Le ministère qatari a publié une photo sur le réseau social X montrant Félix Tshisekedi et Paul Kagame assis dans des fauteuils placés face à face, le regard tourné vers l’émir affichant un large sourire. Selon une source proche de la présidence congolaise, cette rencontre a été tenue « secrète » jusqu’à la montée de M. Tshisekedi dans un avion de retour pour Kinshasa.

Coup de théâtre

« Un cessez-le-feu immédiat et inconditionnel vient d’être décidé entre la RDC et le Rwanda », a annoncé sur X, tard dans la soirée, Tina Salama, la porte-parole du président congolais. « Les modalités de l’exécution de ce qui a été convenu seront précisées dans les jours qui viennent », a toutefois nuancé la cellule de communication de la présidence congolaise dans un communiqué. Dans la nuit, la présidence rwandaise a affirmé que les dirigeants avaient discuté « du besoin urgent d’un dialogue politique direct » pour répondre aux « causes profondes du conflit ». « Le président Kagame a fait part de sa conviction que si toutes les parties travaillent ensemble, les choses peuvent avancer plus vite », a-t-elle ajouté sur X.

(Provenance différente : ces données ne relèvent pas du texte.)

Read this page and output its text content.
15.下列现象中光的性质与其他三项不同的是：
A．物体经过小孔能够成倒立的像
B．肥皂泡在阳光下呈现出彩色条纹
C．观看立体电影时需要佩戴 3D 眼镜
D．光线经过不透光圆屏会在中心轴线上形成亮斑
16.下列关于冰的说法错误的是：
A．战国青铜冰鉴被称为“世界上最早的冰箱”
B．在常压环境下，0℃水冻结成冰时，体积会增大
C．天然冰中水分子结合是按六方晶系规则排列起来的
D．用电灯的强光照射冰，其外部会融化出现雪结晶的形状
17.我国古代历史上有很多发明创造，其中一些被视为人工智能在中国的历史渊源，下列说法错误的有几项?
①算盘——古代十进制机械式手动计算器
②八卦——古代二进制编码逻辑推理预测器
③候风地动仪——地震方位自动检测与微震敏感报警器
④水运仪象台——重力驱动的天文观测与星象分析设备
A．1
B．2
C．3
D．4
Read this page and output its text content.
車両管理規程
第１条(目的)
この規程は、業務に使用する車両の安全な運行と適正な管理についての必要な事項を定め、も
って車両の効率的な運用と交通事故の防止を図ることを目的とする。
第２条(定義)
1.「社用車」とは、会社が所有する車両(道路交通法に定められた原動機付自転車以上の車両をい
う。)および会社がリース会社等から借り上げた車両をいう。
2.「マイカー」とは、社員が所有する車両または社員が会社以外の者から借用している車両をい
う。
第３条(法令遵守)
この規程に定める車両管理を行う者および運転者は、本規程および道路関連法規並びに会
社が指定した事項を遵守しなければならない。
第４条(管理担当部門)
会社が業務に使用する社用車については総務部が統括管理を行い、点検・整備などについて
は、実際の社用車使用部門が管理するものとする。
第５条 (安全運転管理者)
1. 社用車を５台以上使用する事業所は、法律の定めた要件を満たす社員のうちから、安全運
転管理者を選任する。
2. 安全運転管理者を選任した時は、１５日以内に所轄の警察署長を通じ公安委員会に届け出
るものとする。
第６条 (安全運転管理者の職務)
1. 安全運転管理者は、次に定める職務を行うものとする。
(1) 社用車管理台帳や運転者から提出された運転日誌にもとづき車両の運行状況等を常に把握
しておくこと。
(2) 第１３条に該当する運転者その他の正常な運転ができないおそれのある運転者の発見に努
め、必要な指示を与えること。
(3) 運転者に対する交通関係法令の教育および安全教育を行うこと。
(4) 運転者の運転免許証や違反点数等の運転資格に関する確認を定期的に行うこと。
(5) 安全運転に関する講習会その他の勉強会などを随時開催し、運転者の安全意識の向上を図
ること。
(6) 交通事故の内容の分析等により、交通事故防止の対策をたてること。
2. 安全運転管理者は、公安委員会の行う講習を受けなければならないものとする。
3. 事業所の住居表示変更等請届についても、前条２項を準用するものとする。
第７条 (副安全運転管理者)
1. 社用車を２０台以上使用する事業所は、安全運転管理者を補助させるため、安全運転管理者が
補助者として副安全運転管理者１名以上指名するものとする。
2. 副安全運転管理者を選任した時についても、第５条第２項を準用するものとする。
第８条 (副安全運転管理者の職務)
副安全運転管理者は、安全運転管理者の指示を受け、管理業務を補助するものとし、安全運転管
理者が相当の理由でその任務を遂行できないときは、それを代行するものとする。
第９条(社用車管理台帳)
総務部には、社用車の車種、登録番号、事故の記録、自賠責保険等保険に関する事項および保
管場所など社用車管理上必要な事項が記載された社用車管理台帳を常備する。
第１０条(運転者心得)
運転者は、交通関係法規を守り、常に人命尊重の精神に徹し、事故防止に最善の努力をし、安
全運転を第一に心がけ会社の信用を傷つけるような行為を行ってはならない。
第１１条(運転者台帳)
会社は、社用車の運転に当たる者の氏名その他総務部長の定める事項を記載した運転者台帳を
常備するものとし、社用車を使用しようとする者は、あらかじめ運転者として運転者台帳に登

L’annonce de cette rencontre entre deux présidents qui nourrissent ouvertement une animosité réciproque est un coup de théâtre, alors que les regards étaient tournés vers les tentatives, toutefois compromises, de Luanda pour résoudre la crise. Kinshasa, qui a jusqu’ici rejeté toute discussion avec le M23, considéré par les autorités congolaises comme un « groupe terroriste », ne s’était cependant pas engagé à mener des négociations directes avec le groupe armé.

Le M23, qui dit défendre les intérêts des populations tutsi dans l’est de la RDC, avait quant à lui déclaré qu’une délégation serait présente pour « prendre part au dialogue direct à la demande des autorités angolaises ». Mais lundi soir, il a fait volte-face et annoncé qu’il ne participerait pas, estimant que « les sanctions successives imposées à [ses] membres, y compris celles adoptées à la veille des discussions de Luanda, compromettent gravement le dialogue direct ». L’Union européenne (UE) a pris lundi une nouvelle série de mesures contre les acteurs du conflit, visant plusieurs dirigeants du M23, dont son chef, Bertrand Bisimwa, mais aussi plusieurs responsables de l’armée rwandaise.

Jusqu’ici toutes les tentatives diplomatiques pour mettre fin au conflit en RDC ont échoué. A la mi-décembre, les présidents Tshisekedi et Kagame devaient se rencontrer à Luanda en vue d’un accord. Mais les deux parties n’ont jamais réussi à s’accorder sur les termes, aboutissant à l’annulation du sommet à la dernière minute.

L’est de la RDC, région riche en ressources et frontalière du Rwanda, est ravagé depuis trente ans par des violences impliquant une myriade de groupes armés ainsi que certains pays voisins défendant leurs propres intérêts, notamment économiques. Les dernières violences ont fait plusieurs milliers de morts et forcé des centaines de milliers de personnes à quitter leur foyer, selon l’ONU et le gouvernement congolais.